122 S.E.2d 747 | Ga. Ct. App. | 1961

104 Ga. App. 769 (1961)
122 S.E.2d 747

BROWN
v.
DOUGLAS.

39115.

Court of Appeals of Georgia.

Decided November 7, 1961.

Pritchard & Thomas, M. C. Pritchard, for plaintiff in error.

Folks Huxford, Garrett & McDonald, Frank B. McDonald, Jr., contra.

CARLISLE, Presiding Judge.

1. The petition in this case alleges the ability of the parties to contract a marriage, a promise and agreement between the plaintiff and defendant to be married, the breach of the contract or promise by the defendant by his ultimate abandonment of the contract and refusal to carry it out, and general damages accruing to the plaintiff therefrom.

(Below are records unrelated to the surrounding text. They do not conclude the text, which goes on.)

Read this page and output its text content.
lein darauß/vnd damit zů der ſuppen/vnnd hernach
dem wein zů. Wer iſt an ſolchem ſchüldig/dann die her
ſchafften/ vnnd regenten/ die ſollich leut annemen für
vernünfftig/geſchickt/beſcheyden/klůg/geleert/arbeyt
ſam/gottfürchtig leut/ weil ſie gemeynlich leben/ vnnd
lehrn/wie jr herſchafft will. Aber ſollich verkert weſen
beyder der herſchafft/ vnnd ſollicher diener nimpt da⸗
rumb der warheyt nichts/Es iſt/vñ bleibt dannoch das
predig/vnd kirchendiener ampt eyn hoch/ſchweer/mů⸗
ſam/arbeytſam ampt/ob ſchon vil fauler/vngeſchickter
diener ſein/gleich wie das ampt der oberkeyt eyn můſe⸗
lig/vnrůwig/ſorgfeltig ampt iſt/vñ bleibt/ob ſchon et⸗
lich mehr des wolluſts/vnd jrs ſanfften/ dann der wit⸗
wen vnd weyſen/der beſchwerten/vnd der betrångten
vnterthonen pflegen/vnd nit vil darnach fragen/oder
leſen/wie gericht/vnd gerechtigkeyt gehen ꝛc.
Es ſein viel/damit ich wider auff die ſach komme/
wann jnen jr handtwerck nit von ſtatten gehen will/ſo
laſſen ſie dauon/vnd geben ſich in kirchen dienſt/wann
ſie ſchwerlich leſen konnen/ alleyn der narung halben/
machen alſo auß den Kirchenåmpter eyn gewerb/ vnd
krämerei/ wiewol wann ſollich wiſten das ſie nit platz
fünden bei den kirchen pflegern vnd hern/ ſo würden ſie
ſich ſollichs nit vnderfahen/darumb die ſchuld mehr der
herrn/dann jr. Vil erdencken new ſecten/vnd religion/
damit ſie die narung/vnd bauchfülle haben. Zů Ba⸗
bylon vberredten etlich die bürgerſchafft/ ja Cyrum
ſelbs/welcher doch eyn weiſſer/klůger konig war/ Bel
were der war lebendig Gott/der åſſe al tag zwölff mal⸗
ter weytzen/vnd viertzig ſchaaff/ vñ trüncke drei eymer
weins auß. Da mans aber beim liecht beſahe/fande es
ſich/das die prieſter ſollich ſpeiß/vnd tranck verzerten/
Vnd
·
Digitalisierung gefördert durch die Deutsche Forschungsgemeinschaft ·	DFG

It thus stated a cause of action and the judge of the superior court erred in dismissing it on general demurrer. Parker v. Forehand, 99 Ga. 743 (28 S.E. 400); Graves v. Rivers, 123 Ga. 224, 227 (51 S.E. 318). Admittedly, the petition contains much that is surplusage and unnecessary to the cause of action, but this has never been known to be cause for dismissing an otherwise good cause of action on general demurrer. It was not necessary that the petition allege the exact terms of the contract as to time or place of performance expected or agreed upon. Spence v. Carter, 33 Ga. App. 279, 290 (2) (125 S.E. 883).

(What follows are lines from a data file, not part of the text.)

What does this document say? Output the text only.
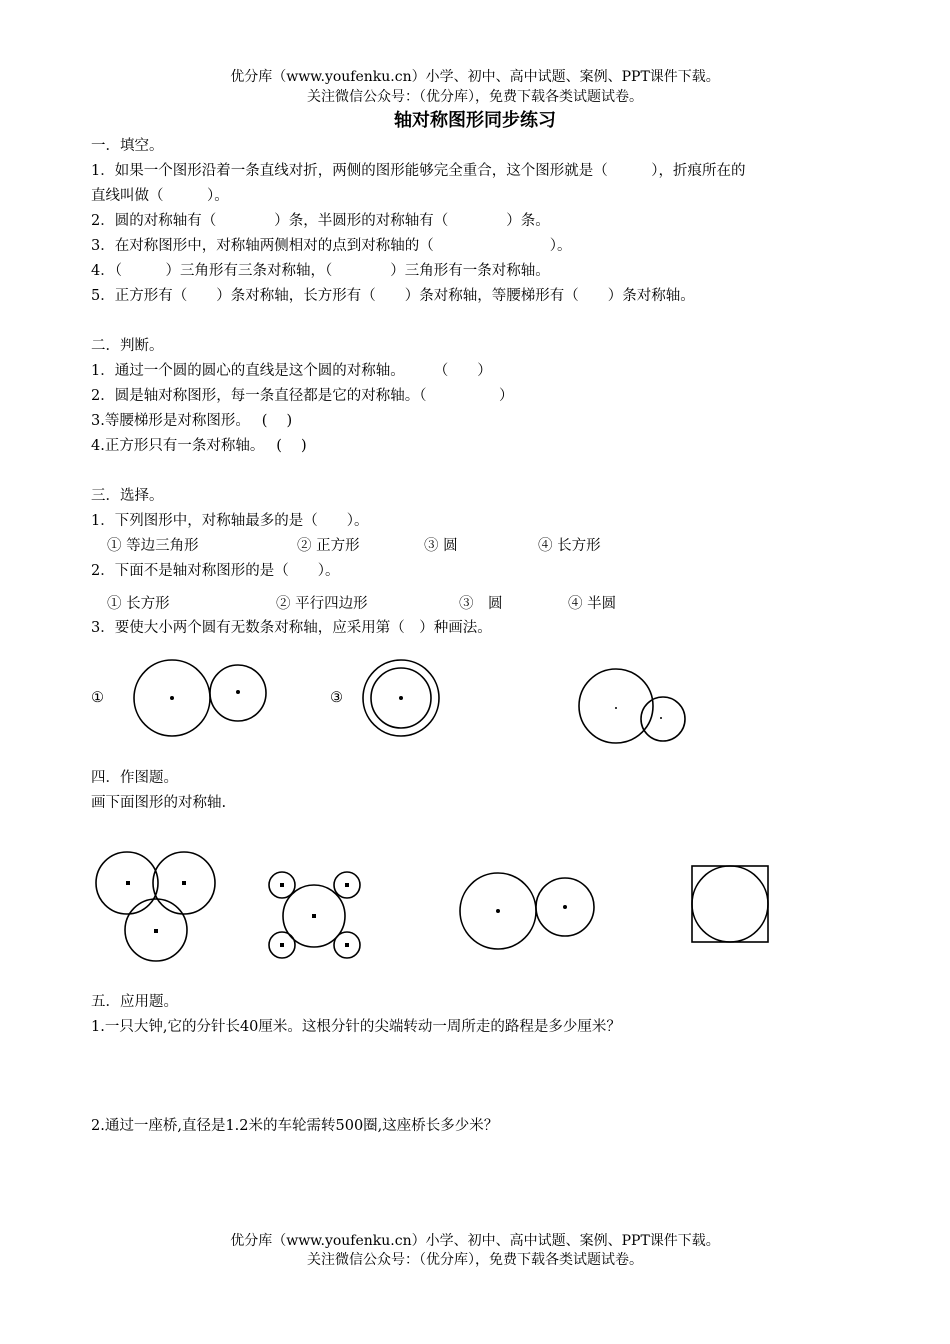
优分库（www.youfenku.cn）小学、初中、高中试题、案例、PPT课件下载。
关注微信公众号：（优分库），免费下载各类试题试卷。
轴对称图形同步练习
一．填空。
1．如果一个图形沿着一条直线对折，两侧的图形能够完全重合，这个图形就是（　　　），折痕所在的
直线叫做（　　　）。
2．圆的对称轴有（　　　　）条，半圆形的对称轴有（　　　　）条。
3．在对称图形中，对称轴两侧相对的点到对称轴的（　　　　　　　　）。
4．（　　　）三角形有三条对称轴，（　　　　）三角形有一条对称轴。
5．正方形有（　　）条对称轴，长方形有（　　）条对称轴，等腰梯形有（　　）条对称轴。
二．判断。
1．通过一个圆的圆心的直线是这个圆的对称轴。　　　（　　）
2．圆是轴对称图形，每一条直径都是它的对称轴。（　　　　　）
3.等腰梯形是对称图形。　 (　 )
4.正方形只有一条对称轴。　 (　 )
三．选择。
1．下列图形中，对称轴最多的是（　　）。
① 等边三角形	② 正方形	③ 圆	④ 长方形
2．下面不是轴对称图形的是（　　）。
① 长方形	② 平行四边形	③　圆	④ 半圆
3．要使大小两个圆有无数条对称轴，应采用第（　）种画法。
①	③
四．作图题。
画下面图形的对称轴.
五．应用题。
1.一只大钟,它的分针长40厘米。这根分针的尖端转动一周所走的路程是多少厘米？
2.通过一座桥,直径是1.2米的车轮需转500圈,这座桥长多少米？
优分库（www.youfenku.cn）小学、初中、高中试题、案例、PPT课件下载。
关注微信公众号：（优分库），免费下载各类试题试卷。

2. While an action for breach of promise to marry is essentially one ex contractu, the measure of damages is classed with actions ex delicto, and where no special damages are alleged or shown "and the injury is confined to the peace, happiness and feelings of the plaintiff, no measure of damages can be prescribed save the enlightened consciences of impartial jurors." Parker v. Forehand, 99 Ga. 743, 746, supra; Morris v. Stanford, 58 Ga. App. 726, 728 (3) (199 S.E. 773). The petition is not duplicitous.

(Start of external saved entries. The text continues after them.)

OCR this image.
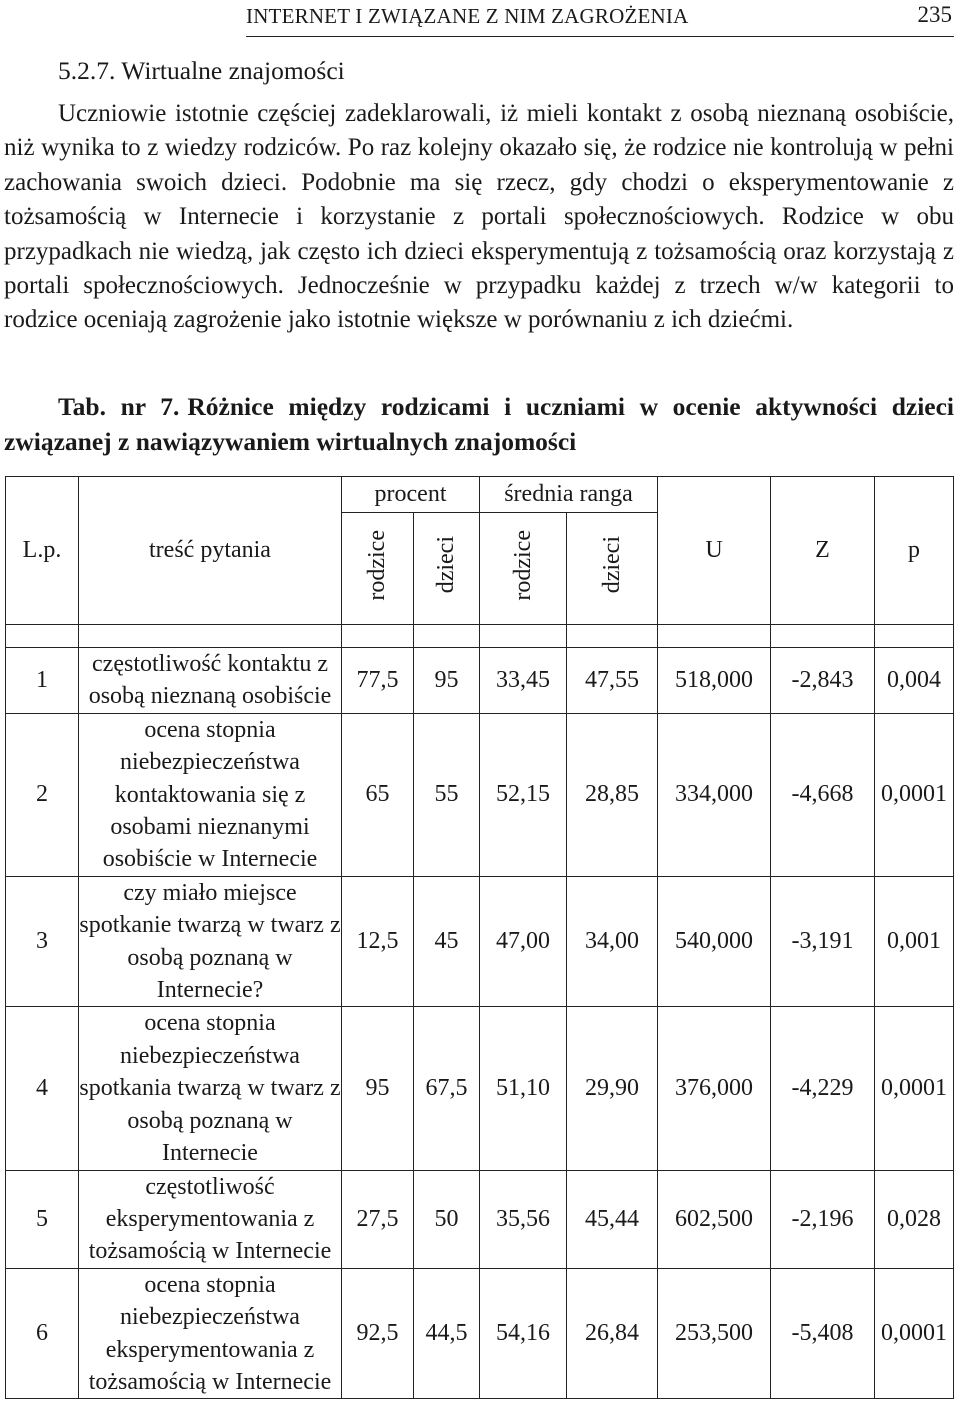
INTERNET I ZWIĄZANE Z NIM ZAGROŻENIA	235
5.2.7. Wirtualne znajomości

Uczniowie istotnie częściej zadeklarowali, iż mieli kontakt z osobą nieznaną osobiście, niż wynika to z wiedzy rodziców. Po raz kolejny okazało się, że rodzice nie kontrolują w pełni zachowania swoich dzieci. Podobnie ma się rzecz, gdy chodzi o eksperymentowanie z tożsamością w Internecie i korzystanie z portali społecznościowych. Rodzice w obu przypadkach nie wiedzą, jak często ich dzieci eksperymentują z tożsamością oraz korzystają z portali społecznościowych. Jednocześnie w przypadku każdej z trzech w/w kategorii to rodzice oceniają zagrożenie jako istotnie większe w porównaniu z ich dziećmi.

Tab. nr 7. Różnice między rodzicami i uczniami w ocenie aktywności dzieci związanej z nawiązywaniem wirtualnych znajomości

L.p.	treść pytania	procent		średnia ranga		U	Z	p
		rodzice	dzieci	rodzice	dzieci			

1	częstotliwość kontaktu z osobą nieznaną osobiście	77,5	95	33,45	47,55	518,000	-2,843	0,004
2	ocena stopnia niebezpieczeństwa kontaktowania się z osobami nieznanymi osobiście w Internecie	65	55	52,15	28,85	334,000	-4,668	0,0001
3	czy miało miejsce spotkanie twarzą w twarz z osobą poznaną w Internecie?	12,5	45	47,00	34,00	540,000	-3,191	0,001
4	ocena stopnia niebezpieczeństwa spotkania twarzą w twarz z osobą poznaną w Internecie	95	67,5	51,10	29,90	376,000	-4,229	0,0001
5	częstotliwość eksperymentowania z tożsamością w Internecie	27,5	50	35,56	45,44	602,500	-2,196	0,028
6	ocena stopnia niebezpieczeństwa eksperymentowania z tożsamością w Internecie	92,5	44,5	54,16	26,84	253,500	-5,408	0,0001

3. "It has been held many times that a demurrer, `being a critic, must itself be free from imperfection.' This is particularly true of a special demurrer, which must point out clearly and specifically the alleged imperfection in the pleading attacked by it. It `must lay its finger, as it were, upon the very point.' Alford v. Davis, 21 Ga. App. 820 (4a) (95 S.E. 313)." Martin v. Gurley, 74 Ga. App. 642, 643 (40 SE2d 787). Accordingly, a demurrer which merely recites that a paragraph of the petition is vague, indefinite and uncertain is itself so vague, indefinite and uncertain as to present no question for decision by the court (Rhyne v. Price, 82 Ga. App. 691, 697 (2) 62 SE2d 420), and a demurrer on the ground that allegations are irrelevant and conclusions of the pleader and not statements *770 of facts, which demurrer does not set forth how or wherein such allegations are thus deficient, is too incomplete to invoke a ruling of the court and is itself subject to the criticisms it seeks to level at the petition. Central of Ga. Ry. Co. v. Sharpe, 83 Ga. App. 12, 22 (3) (62 SE2d 427). In this case all of the special demurrers were subject in some degree to the criticism of incompleteness and imperfection indicated above, and were improperly sustained.

4. Certain allegations of the petition were demurred to on the ground that they plainly showed that the petition was filed as an attempted blackmail under the guise of legal procedure. The allegations of the petition clearly do not show any such fact and to the extent that the demurrers seek to raise this issue they are speaking demurrers. If such matters are proper to be raised in this case, they address themselves to an affirmative defense by the defendant and not to attacks on the allegations of the petition.

5. Under the foregoing rules, none of the special demurrers was meritorious and the trial court erred in sustaining all of the special demurrers.

Judgment reversed. Eberhardt and Custer, JJ., concur.